My guess is that it’s something to do with the amount of daily sunlight we absorb. Getting started on these dark mornings is certainly tough for me. Especially since I’m a Pack Rat and keep stumbling over the piles. It gets like this every couple of years. Each time I decide to ‘shovel out’ and SWEAR to keep it under control . . . Yeah, RIGHT !! Sometimes it’s like an archeological dig - it’s amazing what surfaces.

Anyhow, I found a set of plans for a wooden ‘tissue box’ with a scroll sawn insert. Being of a ‘nautical sort’, I felt a piece of scrimshaw would look better. While investigating sources of Ivory substitutes I came across a double-spread photo of: “Floating Egg” 1969-1970 {a sculpture by Herbert Distel. A 10-foot high fiberglass egg . . . “Launched from the Canary Islands, the ‘egg’ arrived in Trinidad six months later, commemorating the first solo transatlantic crossing of an ART OBJECT”

Oddly enough, at the same time one of the ‘best hull form’ threads ‘degraded’ into the effectiveness of the ‘barrel shape’ and from there into barrels, long drops, and sudden stops.
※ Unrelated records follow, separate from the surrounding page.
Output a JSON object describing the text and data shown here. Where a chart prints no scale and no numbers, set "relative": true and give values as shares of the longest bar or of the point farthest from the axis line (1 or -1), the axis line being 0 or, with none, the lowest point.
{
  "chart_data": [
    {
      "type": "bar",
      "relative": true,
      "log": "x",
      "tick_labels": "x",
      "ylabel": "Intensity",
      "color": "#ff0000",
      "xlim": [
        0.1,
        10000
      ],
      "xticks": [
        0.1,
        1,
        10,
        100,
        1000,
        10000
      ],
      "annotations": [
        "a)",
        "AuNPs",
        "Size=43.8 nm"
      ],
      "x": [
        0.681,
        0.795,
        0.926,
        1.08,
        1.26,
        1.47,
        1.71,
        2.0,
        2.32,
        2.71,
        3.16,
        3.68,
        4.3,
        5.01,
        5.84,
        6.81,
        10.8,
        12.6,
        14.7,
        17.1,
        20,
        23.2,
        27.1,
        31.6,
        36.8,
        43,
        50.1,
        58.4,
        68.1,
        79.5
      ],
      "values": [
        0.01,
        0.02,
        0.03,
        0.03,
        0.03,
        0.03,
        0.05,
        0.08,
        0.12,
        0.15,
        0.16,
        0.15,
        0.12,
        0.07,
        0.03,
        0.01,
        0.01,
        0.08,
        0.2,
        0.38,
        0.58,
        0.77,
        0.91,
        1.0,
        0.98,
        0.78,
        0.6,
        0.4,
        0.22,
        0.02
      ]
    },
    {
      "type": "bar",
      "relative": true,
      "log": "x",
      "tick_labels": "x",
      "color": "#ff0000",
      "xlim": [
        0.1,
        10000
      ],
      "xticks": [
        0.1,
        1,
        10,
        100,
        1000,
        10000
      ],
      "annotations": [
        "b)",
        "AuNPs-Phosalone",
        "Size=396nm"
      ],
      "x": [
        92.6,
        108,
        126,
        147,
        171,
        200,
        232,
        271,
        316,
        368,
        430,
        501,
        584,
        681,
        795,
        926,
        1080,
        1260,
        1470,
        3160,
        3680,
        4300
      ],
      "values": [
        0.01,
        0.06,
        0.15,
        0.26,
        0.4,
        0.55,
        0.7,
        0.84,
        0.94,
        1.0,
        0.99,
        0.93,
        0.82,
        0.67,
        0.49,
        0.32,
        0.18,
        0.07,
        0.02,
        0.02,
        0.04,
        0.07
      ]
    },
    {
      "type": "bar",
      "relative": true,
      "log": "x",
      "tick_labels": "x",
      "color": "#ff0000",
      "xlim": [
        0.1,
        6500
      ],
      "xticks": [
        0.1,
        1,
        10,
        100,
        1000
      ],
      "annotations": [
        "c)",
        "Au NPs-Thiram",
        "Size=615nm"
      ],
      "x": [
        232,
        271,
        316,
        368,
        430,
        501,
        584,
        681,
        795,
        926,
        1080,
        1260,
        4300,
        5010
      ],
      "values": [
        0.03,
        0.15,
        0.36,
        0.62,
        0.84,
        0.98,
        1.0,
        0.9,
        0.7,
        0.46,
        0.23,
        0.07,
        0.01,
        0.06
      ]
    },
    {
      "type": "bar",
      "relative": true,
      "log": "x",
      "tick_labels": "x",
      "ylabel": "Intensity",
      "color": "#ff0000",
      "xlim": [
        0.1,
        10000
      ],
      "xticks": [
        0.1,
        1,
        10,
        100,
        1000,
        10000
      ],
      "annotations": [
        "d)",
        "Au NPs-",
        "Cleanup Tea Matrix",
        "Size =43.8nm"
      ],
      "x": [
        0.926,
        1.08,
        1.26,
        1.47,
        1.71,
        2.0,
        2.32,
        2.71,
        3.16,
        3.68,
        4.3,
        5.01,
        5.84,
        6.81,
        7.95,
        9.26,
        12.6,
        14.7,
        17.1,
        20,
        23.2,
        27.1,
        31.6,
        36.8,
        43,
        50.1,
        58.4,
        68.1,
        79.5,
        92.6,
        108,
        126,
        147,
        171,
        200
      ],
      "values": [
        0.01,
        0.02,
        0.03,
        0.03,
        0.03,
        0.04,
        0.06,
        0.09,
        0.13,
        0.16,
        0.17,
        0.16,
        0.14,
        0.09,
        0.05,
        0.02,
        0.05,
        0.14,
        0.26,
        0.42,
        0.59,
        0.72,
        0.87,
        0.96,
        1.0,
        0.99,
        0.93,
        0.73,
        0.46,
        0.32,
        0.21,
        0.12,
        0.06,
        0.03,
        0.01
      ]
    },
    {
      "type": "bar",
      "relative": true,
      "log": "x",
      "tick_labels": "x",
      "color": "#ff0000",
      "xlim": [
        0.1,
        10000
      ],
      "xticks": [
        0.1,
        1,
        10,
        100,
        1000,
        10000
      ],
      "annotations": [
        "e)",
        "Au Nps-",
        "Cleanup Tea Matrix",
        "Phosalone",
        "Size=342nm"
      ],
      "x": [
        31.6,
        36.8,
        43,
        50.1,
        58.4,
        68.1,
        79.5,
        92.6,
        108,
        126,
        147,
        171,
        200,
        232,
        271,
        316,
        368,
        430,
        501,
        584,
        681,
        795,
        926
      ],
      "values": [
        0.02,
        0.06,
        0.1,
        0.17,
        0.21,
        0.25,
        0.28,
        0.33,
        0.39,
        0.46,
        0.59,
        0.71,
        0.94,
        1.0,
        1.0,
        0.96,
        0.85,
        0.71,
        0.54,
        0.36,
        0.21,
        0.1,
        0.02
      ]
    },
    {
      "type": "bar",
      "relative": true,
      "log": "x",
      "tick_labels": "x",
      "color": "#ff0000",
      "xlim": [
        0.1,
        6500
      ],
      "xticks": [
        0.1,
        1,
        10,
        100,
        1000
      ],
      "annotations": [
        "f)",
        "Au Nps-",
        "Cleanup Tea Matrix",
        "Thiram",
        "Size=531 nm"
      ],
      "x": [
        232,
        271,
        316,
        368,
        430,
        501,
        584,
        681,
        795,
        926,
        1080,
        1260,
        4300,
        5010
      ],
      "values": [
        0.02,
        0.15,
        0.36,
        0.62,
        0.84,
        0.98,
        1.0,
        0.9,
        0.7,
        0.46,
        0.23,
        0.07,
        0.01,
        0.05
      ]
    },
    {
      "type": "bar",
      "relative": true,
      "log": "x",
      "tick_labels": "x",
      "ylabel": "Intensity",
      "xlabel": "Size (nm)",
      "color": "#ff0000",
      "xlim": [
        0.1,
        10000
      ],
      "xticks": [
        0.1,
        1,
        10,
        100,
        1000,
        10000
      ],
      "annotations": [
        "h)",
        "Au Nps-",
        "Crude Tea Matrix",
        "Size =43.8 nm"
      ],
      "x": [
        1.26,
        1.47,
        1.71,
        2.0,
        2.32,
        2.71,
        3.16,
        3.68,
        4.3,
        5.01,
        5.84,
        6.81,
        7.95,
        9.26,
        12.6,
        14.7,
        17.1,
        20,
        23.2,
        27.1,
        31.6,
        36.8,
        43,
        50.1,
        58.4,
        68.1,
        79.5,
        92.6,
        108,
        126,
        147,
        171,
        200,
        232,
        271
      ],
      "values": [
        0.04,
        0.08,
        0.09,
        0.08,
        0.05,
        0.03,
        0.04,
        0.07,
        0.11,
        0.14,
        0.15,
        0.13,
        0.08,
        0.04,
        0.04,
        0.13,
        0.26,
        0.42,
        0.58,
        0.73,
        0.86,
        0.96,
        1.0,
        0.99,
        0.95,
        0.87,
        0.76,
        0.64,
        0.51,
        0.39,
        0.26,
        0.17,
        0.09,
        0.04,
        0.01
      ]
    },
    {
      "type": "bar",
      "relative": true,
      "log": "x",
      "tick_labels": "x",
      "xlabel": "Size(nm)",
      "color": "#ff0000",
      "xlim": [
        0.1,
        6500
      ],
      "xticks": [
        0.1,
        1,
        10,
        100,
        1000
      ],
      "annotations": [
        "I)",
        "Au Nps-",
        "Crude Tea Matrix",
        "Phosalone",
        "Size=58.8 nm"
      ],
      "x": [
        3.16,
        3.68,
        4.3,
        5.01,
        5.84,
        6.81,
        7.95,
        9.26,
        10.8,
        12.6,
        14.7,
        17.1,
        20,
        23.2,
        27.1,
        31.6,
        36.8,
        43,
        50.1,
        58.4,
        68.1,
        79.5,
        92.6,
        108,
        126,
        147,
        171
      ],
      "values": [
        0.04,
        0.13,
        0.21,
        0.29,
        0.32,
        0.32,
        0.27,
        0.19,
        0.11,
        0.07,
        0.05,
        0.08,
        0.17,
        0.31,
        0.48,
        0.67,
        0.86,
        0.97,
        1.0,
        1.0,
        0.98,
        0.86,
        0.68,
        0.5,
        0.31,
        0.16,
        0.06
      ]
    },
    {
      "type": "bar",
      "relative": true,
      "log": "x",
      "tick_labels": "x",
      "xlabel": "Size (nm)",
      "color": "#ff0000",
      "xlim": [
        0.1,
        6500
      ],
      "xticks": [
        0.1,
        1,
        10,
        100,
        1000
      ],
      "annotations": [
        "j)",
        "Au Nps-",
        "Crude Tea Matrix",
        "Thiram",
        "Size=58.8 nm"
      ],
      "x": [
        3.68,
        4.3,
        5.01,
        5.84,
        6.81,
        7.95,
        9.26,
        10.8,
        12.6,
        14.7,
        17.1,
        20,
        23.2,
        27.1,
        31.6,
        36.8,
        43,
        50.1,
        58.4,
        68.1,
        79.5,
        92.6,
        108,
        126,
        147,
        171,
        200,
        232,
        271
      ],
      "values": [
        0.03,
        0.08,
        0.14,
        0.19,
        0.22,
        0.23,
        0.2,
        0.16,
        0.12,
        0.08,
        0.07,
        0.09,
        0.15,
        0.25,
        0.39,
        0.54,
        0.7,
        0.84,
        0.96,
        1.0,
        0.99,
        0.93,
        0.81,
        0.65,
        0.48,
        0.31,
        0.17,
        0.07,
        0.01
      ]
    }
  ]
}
Then it became how far could you go in one.

Well, girls & guys, it’s been done. The ‘Voyage of the Egg’ proved something that a lot of us already know; a small vessel can handle MORE than it’s CREW can.

It also proved to me that I should stop calling myself a ‘boatbuilder’ and instead say, “Artiste”. That adds about two zeros to the left of the decimal point.

Got to go now, Joanne wants me to continue ‘practicing my art’ replacing the old hall trim with ‘Faux Mahogany’ and varnishing the floor.

I wonder if this is how Nakamura started out?